As Wall Street starts to sharpen its view of how U.S. stocks will perform in 2020, two key investment banks, Stifel and UBS, expect U.S. stocks to return about 5% for the next year or so.
The S&P 500 is up 24% year to date, albeit after an ugly December 2018 selloff. And while some observers are cautious on U.S. stocks, many strategists and wealth managers are saying that, late in the economic cycle as we are, the market still has a little upside left.
Stifel's head of institutional equity strategy, Barry Bannister, wrote in a note he is moving his December 2020 price target on the S&P 500 to 3,265 from 3,100. That indicates roughly 5% upside from the index's current level of 3,108.
Recent optimism that a U.S.-China trade deal will materialize has lifted expectations of economic growth. Along with that, GDP growth was 1.9% stronger in Q3, beating expectations of 1.7% and prompting some to push back their expectations of a recession. The S&P 500 is up 7.4% since Oct. 8.
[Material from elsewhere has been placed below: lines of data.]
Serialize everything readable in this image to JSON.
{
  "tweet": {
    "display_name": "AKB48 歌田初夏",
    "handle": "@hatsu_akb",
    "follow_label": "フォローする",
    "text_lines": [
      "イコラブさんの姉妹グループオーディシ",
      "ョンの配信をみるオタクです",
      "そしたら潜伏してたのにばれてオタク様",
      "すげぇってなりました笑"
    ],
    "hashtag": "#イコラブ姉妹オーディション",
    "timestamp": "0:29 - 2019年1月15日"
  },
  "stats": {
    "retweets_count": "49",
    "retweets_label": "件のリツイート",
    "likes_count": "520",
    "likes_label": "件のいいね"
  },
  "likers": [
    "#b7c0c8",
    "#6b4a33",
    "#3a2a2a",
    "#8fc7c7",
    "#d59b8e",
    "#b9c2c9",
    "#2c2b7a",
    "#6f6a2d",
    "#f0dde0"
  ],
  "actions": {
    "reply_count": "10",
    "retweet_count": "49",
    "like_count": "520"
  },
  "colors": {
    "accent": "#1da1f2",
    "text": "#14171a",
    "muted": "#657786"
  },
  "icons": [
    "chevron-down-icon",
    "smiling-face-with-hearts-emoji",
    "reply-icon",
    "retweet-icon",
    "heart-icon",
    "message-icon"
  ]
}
Bannister touts a potential resolution to the trade war as a development that could derisk U.S. stocks.
And while a hard trade deal could send the market soaring, since that could improve corporate fundamentals, the recent Federal Reserve interest rate cuts could also soon provide a lift to stocks.
Fed Chairman Jerome Powell noted in mid-November that monetary policy operates on a lag, meaning that when the Fed moves interest rates, the economic data don't immediately respond. The first few rate cuts, he said, were partly responsible for the uptick in economic data, but the most recent cuts are yet to have impact.
Bannister noted the impact this could have on stocks. The 10-year treasury yield is down to 1.77% from 1.94% in early November, but the federal funds rate is around 1.6% now, he noted.
The real Fed Funds rate -- federal funds rate minus inflation rate -- is zero. And when the real rate is zero, the S&P 500's average forward price-to-earnings multiple should expand to 19.25 times expected 2020 earnings. Currently, the multiple is roughly 17.5, which some call fairly valued and others call slightly overvalued. Nonetheless, lower rates increase the present value of corporate cash flows.
UBS's Global Wealth Management team wrote in a research report that "in 2020, we forecast equity earnings to increase by around 5% in the U.S."
But while Bannister sees significant upside to cyclical stocks, UBS favors more defensive dividend stocks. And that's not only because UBS advises avoiding volatility, but also because dividend yields are at a premium compared to government bonds.
"In the U.S., we position our Dividend Ruler strategy with a bias toward higher-yield, higher-quality companies compared to the overall market," the Swiss bank said.
Some stocks currently yield dividends of more than 5% in the U.S, putting the treasury market to shame.